また、冒頭でも紹介した通り、ホスファチジルセリンにはアセチルコリン、ドーパミン、セロトニンなどの脳内物質を増加させる働きが示されています。
・アセチルコリン→記憶力、集中力など全般的な脳機能に関わる
・ドーパミン→やる気や意欲の原動力
・セロトニン→気持ちを落ち着けて幸福感を高める
うつ病の一因として「セロトニン」や「ノルアドレナリン(ドーパミンを原料として脳内で生成される)」の不足が指摘されていますので、これら脳内物質を増加させるホスファチジルセリンのうつ状態に対する効果が実証されることが待たれます。
ホスファチジルセリンに副作用はある?
ホスファチジルセリンは適量を用いれば副作用の報告が殆どなく、極めて安全性の高いサプリメントです。
ホスファチジルセリンの1日の摂取量
ホスファチジルセリンに定められた摂取量は特にありませんが、一般的には1日に100mg〜200mgが用いられます。おおよそのサプリメントの摂取目安量もその範囲で記載されています。

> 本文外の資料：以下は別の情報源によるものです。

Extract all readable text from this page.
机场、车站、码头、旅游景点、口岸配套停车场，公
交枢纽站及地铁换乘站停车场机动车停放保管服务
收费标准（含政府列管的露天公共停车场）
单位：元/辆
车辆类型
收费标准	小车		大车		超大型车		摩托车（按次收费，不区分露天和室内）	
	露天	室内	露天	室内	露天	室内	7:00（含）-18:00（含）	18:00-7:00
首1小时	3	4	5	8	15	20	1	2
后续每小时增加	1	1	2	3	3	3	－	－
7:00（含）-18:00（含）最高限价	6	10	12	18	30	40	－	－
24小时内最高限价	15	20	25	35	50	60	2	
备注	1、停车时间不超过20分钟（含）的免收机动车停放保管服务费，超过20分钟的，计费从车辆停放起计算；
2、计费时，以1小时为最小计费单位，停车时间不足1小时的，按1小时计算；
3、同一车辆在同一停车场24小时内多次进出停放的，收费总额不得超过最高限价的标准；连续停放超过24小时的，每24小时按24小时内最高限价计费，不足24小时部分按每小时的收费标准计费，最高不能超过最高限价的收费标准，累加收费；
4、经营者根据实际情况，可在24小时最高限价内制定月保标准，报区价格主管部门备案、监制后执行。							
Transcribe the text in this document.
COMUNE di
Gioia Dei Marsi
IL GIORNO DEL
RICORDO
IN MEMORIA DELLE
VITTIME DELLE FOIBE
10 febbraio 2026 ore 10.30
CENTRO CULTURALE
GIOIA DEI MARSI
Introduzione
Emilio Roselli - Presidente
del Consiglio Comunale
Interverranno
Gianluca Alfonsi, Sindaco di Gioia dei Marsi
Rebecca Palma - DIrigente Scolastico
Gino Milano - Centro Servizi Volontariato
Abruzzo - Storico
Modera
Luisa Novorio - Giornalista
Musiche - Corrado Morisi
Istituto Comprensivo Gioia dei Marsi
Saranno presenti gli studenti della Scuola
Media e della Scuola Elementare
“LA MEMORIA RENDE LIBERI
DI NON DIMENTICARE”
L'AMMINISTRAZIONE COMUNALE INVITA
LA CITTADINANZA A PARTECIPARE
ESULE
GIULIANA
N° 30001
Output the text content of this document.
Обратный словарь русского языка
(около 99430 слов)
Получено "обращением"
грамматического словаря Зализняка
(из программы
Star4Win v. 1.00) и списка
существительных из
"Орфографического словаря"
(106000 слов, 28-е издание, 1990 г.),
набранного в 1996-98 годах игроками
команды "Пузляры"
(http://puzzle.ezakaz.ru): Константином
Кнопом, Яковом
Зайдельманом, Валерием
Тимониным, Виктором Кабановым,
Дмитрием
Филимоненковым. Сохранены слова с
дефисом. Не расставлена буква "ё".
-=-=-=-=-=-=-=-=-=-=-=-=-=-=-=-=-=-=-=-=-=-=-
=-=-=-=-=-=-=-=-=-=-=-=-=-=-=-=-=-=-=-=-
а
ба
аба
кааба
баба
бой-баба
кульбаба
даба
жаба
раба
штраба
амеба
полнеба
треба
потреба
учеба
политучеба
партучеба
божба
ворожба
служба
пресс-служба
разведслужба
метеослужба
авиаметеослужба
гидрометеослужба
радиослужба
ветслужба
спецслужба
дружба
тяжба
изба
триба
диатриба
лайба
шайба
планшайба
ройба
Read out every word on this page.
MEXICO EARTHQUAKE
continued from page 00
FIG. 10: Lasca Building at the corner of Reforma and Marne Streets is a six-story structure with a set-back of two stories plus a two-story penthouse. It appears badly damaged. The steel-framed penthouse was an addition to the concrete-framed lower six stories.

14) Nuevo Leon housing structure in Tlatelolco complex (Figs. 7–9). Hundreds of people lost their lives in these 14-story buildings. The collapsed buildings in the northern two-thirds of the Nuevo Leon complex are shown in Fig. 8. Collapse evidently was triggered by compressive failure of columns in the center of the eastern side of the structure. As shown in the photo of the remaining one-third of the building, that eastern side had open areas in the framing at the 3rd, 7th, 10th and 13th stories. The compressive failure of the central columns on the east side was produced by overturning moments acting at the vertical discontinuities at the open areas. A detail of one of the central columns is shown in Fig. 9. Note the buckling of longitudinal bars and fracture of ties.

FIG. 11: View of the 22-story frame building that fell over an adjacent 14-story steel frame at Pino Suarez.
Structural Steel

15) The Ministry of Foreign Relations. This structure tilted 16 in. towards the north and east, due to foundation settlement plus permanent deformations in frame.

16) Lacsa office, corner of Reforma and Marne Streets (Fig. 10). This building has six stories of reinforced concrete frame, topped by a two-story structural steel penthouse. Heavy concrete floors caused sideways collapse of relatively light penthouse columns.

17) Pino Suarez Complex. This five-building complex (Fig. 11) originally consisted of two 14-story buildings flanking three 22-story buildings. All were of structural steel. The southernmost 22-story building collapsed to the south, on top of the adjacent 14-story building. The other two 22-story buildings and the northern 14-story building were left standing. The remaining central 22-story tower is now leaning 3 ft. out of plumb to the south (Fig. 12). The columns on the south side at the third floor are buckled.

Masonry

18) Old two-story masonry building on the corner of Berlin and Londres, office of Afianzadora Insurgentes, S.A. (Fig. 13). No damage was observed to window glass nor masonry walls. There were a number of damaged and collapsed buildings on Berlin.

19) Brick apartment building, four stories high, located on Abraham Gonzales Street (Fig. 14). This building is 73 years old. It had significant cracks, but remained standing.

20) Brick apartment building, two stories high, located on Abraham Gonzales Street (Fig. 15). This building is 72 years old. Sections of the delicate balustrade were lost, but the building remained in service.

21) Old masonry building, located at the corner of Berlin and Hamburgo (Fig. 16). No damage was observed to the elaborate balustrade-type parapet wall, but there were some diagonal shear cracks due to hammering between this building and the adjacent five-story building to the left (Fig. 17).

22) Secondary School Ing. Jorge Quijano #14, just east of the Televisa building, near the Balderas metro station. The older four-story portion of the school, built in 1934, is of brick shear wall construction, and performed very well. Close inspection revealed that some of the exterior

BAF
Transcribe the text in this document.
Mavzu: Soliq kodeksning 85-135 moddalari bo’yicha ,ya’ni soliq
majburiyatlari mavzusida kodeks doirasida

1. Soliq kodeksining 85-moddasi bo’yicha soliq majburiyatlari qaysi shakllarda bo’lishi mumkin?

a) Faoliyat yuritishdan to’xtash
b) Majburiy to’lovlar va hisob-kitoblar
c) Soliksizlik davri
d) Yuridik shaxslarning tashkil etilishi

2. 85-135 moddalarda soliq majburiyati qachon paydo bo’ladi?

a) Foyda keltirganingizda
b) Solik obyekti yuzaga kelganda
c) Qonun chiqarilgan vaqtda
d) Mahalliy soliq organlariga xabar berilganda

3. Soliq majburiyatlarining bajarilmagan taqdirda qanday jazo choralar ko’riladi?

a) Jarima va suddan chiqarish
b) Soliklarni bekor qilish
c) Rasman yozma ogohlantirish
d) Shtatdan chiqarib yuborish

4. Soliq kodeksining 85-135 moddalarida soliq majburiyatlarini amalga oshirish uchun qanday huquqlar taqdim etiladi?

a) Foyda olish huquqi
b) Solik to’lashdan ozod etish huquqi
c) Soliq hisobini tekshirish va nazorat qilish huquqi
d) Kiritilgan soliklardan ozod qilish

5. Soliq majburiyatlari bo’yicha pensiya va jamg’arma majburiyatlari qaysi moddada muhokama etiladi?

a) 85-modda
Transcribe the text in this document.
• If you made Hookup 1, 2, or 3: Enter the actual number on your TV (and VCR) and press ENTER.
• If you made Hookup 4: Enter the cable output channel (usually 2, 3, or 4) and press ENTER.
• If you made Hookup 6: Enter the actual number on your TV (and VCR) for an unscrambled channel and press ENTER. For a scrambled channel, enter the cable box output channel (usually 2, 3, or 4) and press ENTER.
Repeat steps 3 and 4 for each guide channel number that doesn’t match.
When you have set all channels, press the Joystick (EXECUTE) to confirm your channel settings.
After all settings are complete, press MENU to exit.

ホスファチジルセリンの脳への効果は即効性というよりは継続して摂取することで発揮されるものです。臨床試験においても1日300mgの摂取を8週間や12週間続けて経過が報告されることが多いです。サプリメントで摂る場合、焦らずに長い目で見るようにしましょう。
600mgの高用量で消化器系の不調や不眠が報告されていますが、稀有な事象です。また、過剰摂取によって逆に効果が薄れ、過剰摂取を16週続けると効果がなくなるとの報告もあります。
このことからホスファチジルセリンの1日の摂取上限は300mgとするのが良いのではないかと推測されます。
ホスファチジルセリンが含まれる食べ物
ホスファチジルセリンは現在、大豆やキャベツなどから抽出されていますが、1日の摂取目安量を大豆から摂取するとなると3kg(納豆で約70パック)もの量を食べなければなりません。これは現実的ではないので、サプリメントによる摂取が合理的です。
また、大豆アレルギーの人のために「Soy-Free(大豆不使用)」のホスファチジルセリンサプリメントもあります。
ホスファチジルセリンの摂取タイミング
ホスファチジルセリンは脂溶性であるため食事とともに摂ると吸収率が高まります。継続して飲む習慣をつけるためにもタイミングとしては食後が最適です。